I didn’t want him die, and I didn’t want to see him win.

Whatever that ending was, it was, as Jpod says about other things, 

stunning, and it worked for me: I just sat there as if struck hard in 

the face with a large mackeral, and there’s not much on TV that does 

that. Except for the revelation that Paulie was a Cylon. In any case, 

the explanations that followed later made for interesting conjecture, 

which is something you’d never find in a message board about the Star 

Trek Voyager finale.

Note: I’m someone who consumed enough fanboy Kool-aid to defend 

Kirk’s dying words in “Star Trek Generations.” But only for a day; it 

felt shameful, after a while. Forty-eight hours after the Sopranos 

finale, I’m still content. And still thinking about it, too.
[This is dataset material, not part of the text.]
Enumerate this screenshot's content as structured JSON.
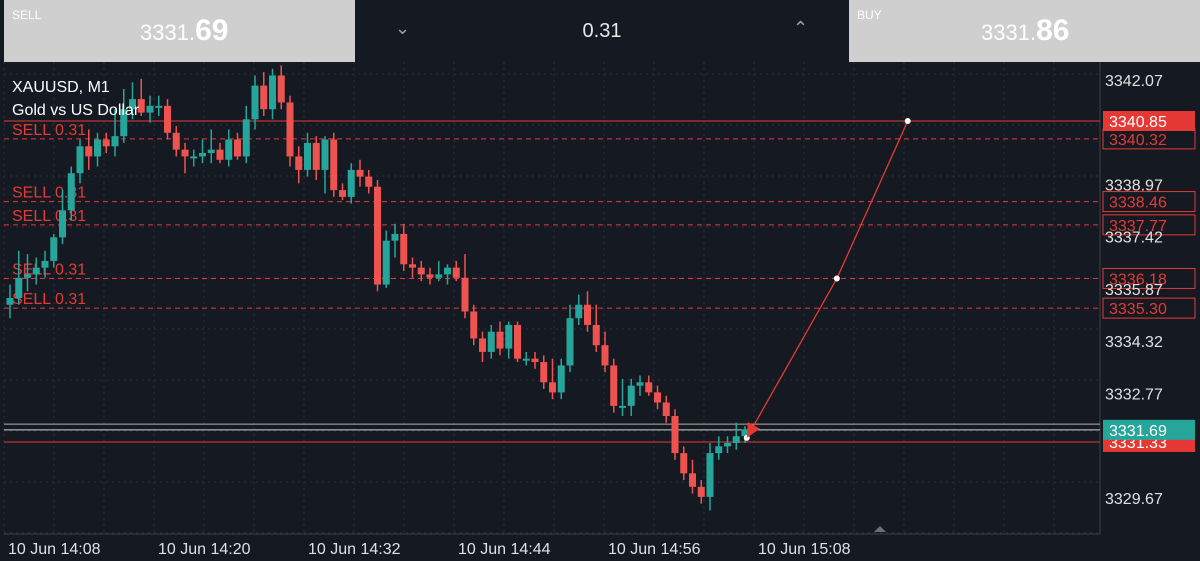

PS – you’re all correct about Meadow. I’m sure somewhere someone’s 

insisting that her inability to parallel park was a symbol of her 

difficulty accepting her place in the mob culture, but those are the 

folks who also believe that the swap-out of one Darrin for another on 

“Bewitched” was an overt statement about the corporate culture’s 

ability to rob men of their individuality.